Young Indian Wildlife Biologist Wins Green Oscar

An Indian wildlife biologist won the prestigious Whitley award for her efforts to save endangered hornbills in the forests of Eastern Himalayas.
Young Indian Wildlife Biologist Wins Green Oscar
2013 Whitley Award Winner Aparajita Datta receiving her award from the Princess Royal, Patron of the Whitley Fund for Nature, at The Royal Geographical Society in London, on May 2, 2013. (Courtesy of the Whitley Fund for Nature)
5/3/2013
Updated:
5/4/2013

An Indian wildlife biologist won the prestigious Whitley award, also called Green Oscar, for her efforts to save endangered hornbills in the forests of Eastern Himalayas.

Dr. Aparajita Datta was honored by the Princess Anne, daughter of Queen Elizabeth, at the Royal Geographical Society in London, at a ceremony celebrating the 20th anniversary of the Whitley awards.

Datta heads a program to conserve hornbills in the dense tropical forests of Arunachal Pradesh state at the Nature Conservation Foundation.

The forests are home to five species of hornbills, where these brightly colored, curved-beak birds are crucial agents of seed dispersal. However, the birds are hunted for their beaks and feathers by a small tribal group, called Lisu, thereby threatening the existence of hornbills in these forests.

As an effort to protect these birds, Datta established a community-based conservation program with the tribal hunters—focusing on how to reduce poaching activities by first improving their quality of life.

“It is impossible to convince tribal people to be part of wildlife conservation without first understanding and having empathy for their own fundamental needs,” Datta told the National Geographic.

Her team started schools, built river embankments to check soil erosion, supplied solar panel lamps to power their homes, and provided fuel-efficient stoves and water-heating devices in an effort to reduce deforestation. Data’s team is also focusing on marketing Lisu handicrafts and developing nature tourism run by the tribal people.

“All these activities are geared toward giving the community direct, meaningful benefits with the understanding that it will ultimately save wildlife.” 

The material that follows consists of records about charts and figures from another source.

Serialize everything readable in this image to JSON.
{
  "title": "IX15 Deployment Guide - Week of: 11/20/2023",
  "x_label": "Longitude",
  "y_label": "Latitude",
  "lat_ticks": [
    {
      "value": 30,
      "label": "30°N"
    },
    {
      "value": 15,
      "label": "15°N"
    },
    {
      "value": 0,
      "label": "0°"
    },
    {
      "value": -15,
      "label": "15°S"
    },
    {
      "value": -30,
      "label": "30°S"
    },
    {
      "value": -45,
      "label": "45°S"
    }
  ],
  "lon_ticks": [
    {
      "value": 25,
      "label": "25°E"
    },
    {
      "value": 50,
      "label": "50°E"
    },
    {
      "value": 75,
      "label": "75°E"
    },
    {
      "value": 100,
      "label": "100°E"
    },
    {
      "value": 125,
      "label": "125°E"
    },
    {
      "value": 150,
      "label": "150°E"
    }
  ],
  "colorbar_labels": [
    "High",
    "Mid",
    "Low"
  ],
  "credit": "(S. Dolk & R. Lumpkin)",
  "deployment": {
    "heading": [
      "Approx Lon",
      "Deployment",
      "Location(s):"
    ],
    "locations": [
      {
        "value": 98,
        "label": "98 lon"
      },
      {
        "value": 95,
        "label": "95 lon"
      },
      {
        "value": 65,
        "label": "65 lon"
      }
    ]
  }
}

These efforts broadened the need of conservation among the tribal people and helped in protection of the vulnerable birds, by converting hunters into their saviors.

However, according to Datta, sustaining the reduced hunting trend for a long run would require meeting the demands to benefit the entire tribal society including its each individual household.

“I love this area so much—the amazing diversity of its wildlife and its cultures,“ she said. ”I work closely with both, feel great empathy for both, and hope to make a difference.”

The Whitley awards are annual international prizes that honor exceptional individuals for their efforts to conserve nature in developing countries.

Aparajit Datta and eight other conservationists from different countries won the award and shared 2,95,000 pounds as the prize money.